Very cautious with the vocabulary

But Poland was in Hawaii the whole time.

Historians fear that mounting pressure against scholars who implicate Poles in the Holocaust is having a chilling effect on research across Europe, with one France-based researcher saying she will tone down her upcoming book and shy away from naming names.

Audrey Kichelewski, an associate professor of contemporary history at the University of Strasbourg who is writing a book about postwar trials of Poles, said she would be “very cautious with the vocabulary” she used and would not cite defendants’ names for fear of being sued by living relatives.

It is the latest episode in what critics say is a concerted effort by Poland’s right-wing government and supportive groups to aggressively enforce a narrative of exclusive victimhood, stressing the heroic stories of Poles who risked their lives to save Jewish compatriots but downplaying accounts of complicity in the Holocaust unearthed by some historians.

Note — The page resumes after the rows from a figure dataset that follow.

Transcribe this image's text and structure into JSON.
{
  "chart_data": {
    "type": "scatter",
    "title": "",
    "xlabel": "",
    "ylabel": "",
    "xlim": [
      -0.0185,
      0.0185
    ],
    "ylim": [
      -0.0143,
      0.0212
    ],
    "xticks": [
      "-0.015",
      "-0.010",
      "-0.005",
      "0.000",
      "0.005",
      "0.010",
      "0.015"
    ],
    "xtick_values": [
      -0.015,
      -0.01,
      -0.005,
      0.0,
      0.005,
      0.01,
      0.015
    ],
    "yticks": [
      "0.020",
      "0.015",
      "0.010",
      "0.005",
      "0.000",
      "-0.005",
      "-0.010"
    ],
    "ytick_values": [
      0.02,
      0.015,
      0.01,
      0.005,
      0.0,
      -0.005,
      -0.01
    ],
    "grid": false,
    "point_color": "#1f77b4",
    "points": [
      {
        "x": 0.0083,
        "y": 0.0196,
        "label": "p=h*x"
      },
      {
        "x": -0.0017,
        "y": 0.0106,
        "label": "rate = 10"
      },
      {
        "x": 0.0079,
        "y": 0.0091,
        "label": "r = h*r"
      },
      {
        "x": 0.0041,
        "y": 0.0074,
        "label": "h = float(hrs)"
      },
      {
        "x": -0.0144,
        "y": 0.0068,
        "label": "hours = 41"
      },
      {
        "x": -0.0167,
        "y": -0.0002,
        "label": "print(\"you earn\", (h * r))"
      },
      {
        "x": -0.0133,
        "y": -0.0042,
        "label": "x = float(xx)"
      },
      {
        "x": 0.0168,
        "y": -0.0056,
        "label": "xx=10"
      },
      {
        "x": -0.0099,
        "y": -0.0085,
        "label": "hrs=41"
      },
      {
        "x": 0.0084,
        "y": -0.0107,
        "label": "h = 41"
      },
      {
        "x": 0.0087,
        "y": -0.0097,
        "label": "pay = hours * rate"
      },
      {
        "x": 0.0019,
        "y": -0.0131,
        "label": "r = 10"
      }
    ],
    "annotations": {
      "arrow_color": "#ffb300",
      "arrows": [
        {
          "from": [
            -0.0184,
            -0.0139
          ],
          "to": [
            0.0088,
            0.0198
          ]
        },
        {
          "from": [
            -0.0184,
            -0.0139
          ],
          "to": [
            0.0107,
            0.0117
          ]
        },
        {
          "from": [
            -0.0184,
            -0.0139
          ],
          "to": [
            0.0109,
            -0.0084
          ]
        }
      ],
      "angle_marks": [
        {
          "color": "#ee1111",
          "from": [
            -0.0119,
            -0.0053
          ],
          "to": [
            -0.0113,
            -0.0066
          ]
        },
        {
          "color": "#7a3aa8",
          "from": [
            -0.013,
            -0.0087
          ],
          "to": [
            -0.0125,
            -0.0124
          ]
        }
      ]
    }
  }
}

It’s a familiar pattern. White people in the US would rather say pious things about Doctor King (as they love to call him) than talk about the post-Reconstruction laws and regulations and real estate maps that entrenched racism for generations.

A 2018 legal amendment would have threatened jail for those who implied the Polish “state” or “nation” was complicit in Nazi crimes, although the law was repeatedly watered down after an international outcry and stripped of its criminal component.

In February, a Warsaw court ordered two scholars — Barbara Engelking, director of the Polish Center for Holocaust Research, and Jan Grabowski, professor of history at the University of Ottawa — to apologize after they detailed the case of a mayor of a Polish village who allegedly betrayed a group of Jews to Nazi occupiers.

Because that sort of thing never happened. Right? Because there never was any anti-Semitism in Poland, right? Because majority-Catholic countries are never the slightest bit anti-Semitic, right?

And last month, an ultraconservative Polish Roman Catholic group threatened to sue a French radio station for “infringing the reputation of the republic of Poland” by supposedly implicating Poland in Nazi war crimes during a program.

Poland as a nation was certainly an early victim of Hitler’s plan for world domination, but that doesn’t rule out ideological overlap.

The Polish League Against Defamation, which backed the case against Engelking and Grabowski, has launched lawsuits against newspapers and broadcasters in Germany, Italy and Spain, invoking concepts such as a right to “national pride” for Poles.

It sounds a bit trans activismy now, doesn’t it. “We have a right to see ourselves as fabulous! You are putting painful dents in our ability to see ourselves as fabulous! You are a criminal!”